There seems to be an occasional debate about the value of investing in a vacation home or beach house. Either it’s a money pit, eager to pull you into financial ruin or it’s a great way to have someone else pay your mortgage and all expenses for you while you rake in extra cash each month as youvacation home investing watch your asset appreciate over time. So which is right? Are vacation homes a bad idea and should an investor stick with local, residential rentals?

That’s really the wrong question. It’s not an “either-or” proposition but more of an explanation how the potential investment was evaluated to begin with. There are some things to do and not do but the advice can apply to a local duplex as it can to a beach cottage three hours away.

First, run the numbers. Can you finance the property and leverage as much as possible while still cash flowing each month? Are the vacancy rates in an acceptable range? It’s highly unlikely the unit will be rented all the time so can you handle the period with no cash coming in?
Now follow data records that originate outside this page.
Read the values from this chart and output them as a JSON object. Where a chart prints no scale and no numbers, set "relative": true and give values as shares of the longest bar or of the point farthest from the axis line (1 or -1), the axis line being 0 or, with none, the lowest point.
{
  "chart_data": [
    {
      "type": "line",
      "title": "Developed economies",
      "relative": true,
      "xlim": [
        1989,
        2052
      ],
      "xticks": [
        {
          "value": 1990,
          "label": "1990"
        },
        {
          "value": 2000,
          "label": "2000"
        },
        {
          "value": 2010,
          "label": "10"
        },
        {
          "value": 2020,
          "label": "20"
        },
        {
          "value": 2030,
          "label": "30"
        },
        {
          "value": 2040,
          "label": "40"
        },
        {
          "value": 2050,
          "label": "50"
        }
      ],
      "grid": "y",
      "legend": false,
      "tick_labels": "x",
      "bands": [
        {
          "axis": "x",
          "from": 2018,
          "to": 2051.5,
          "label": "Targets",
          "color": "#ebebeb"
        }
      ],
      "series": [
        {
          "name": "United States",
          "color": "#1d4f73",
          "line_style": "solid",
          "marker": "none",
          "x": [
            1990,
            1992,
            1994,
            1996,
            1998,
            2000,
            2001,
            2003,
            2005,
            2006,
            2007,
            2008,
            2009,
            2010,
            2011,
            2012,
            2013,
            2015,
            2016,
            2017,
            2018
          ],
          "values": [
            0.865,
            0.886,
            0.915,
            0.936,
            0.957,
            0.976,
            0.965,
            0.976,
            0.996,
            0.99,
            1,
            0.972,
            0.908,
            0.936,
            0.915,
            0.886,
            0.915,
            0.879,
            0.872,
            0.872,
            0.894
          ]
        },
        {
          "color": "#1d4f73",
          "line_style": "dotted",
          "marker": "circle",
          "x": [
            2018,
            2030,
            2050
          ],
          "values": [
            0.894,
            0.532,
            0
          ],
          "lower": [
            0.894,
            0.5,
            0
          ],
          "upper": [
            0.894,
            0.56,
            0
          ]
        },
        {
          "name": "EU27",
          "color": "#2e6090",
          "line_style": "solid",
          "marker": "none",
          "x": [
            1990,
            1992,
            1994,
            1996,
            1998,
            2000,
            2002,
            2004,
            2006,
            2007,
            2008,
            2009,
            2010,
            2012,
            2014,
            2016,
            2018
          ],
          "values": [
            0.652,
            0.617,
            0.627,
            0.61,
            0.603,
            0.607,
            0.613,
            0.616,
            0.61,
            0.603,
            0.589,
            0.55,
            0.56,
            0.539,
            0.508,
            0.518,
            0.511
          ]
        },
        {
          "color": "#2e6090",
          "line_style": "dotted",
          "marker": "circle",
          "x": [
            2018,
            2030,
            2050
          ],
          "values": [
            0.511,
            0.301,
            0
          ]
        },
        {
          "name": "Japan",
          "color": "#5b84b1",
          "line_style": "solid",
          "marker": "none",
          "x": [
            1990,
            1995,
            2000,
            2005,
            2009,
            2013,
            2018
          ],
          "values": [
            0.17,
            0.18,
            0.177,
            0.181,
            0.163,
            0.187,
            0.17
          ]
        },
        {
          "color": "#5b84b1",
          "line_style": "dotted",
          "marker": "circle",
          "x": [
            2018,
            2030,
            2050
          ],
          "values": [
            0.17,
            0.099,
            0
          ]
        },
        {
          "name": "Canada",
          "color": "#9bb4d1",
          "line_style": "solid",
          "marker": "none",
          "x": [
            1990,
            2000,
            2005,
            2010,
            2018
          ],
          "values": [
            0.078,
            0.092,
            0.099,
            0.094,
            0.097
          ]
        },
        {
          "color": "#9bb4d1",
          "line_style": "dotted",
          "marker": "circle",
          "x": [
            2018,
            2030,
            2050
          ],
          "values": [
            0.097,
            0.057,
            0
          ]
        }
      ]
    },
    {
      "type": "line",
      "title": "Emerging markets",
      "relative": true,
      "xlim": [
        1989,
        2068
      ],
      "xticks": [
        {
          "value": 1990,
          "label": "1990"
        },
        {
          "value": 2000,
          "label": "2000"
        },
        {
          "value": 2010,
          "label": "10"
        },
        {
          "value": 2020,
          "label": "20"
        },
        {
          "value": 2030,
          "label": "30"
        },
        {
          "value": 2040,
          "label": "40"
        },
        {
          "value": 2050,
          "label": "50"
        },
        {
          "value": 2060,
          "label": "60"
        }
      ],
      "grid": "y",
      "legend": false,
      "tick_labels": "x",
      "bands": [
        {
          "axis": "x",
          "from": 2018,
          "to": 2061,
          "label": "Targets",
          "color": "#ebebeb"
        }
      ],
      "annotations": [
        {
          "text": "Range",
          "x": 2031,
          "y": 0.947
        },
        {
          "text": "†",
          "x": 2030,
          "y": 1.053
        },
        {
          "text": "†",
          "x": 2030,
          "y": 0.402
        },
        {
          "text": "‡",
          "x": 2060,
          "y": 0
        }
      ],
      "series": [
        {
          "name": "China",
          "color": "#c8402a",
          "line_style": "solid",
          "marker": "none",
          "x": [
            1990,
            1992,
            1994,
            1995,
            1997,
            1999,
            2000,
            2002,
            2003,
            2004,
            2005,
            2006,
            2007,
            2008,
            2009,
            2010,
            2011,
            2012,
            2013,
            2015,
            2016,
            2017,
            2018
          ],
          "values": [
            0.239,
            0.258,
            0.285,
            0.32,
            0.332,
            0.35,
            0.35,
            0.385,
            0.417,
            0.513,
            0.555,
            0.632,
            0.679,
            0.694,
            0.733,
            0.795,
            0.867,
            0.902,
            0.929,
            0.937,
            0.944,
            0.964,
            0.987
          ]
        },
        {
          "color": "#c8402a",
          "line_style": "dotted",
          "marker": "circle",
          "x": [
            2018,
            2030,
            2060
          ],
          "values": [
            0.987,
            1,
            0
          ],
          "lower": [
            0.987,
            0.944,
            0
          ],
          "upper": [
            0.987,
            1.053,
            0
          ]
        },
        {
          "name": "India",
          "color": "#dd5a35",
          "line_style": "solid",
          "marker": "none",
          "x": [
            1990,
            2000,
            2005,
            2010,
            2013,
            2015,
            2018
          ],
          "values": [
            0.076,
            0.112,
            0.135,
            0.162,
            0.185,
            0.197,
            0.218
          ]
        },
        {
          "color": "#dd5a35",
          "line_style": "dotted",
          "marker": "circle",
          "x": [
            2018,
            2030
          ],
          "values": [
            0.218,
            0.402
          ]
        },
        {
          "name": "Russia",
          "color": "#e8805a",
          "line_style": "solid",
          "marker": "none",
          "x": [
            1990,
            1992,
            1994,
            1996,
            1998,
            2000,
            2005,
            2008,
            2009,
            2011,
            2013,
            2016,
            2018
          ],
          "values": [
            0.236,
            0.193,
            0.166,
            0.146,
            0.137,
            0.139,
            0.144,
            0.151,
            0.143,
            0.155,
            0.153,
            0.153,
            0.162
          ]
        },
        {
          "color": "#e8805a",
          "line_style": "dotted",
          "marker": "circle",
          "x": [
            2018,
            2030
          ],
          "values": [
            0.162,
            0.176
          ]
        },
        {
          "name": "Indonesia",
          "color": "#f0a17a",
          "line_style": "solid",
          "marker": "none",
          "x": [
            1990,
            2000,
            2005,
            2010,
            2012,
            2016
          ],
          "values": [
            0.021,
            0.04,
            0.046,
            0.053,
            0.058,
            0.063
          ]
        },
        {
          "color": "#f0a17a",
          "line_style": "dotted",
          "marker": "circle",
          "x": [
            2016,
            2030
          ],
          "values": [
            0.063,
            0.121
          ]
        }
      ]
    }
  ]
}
Second, is the property in an area you’re familiar with and can you visit it with a short drive? If you’re looking at potential properties that are streaming on some website with a convincing pitch by a real estate agent but you’ve never been there, it’s probably best to keep your money at home. If you’re near a beach with rentals a popular sight you should know first-hand if the area is popular with tourists or not. Have you spent some time there at the beach and rented from somewhere else? Did you enjoy your time there and was it a good deal? Then it passes the initial test just as with any other property.

You’re familiar with the area. It’s a popular spot, the rent covers the mortgage and your financing terms meet your requirements. There. That wasn’t so hard, was it?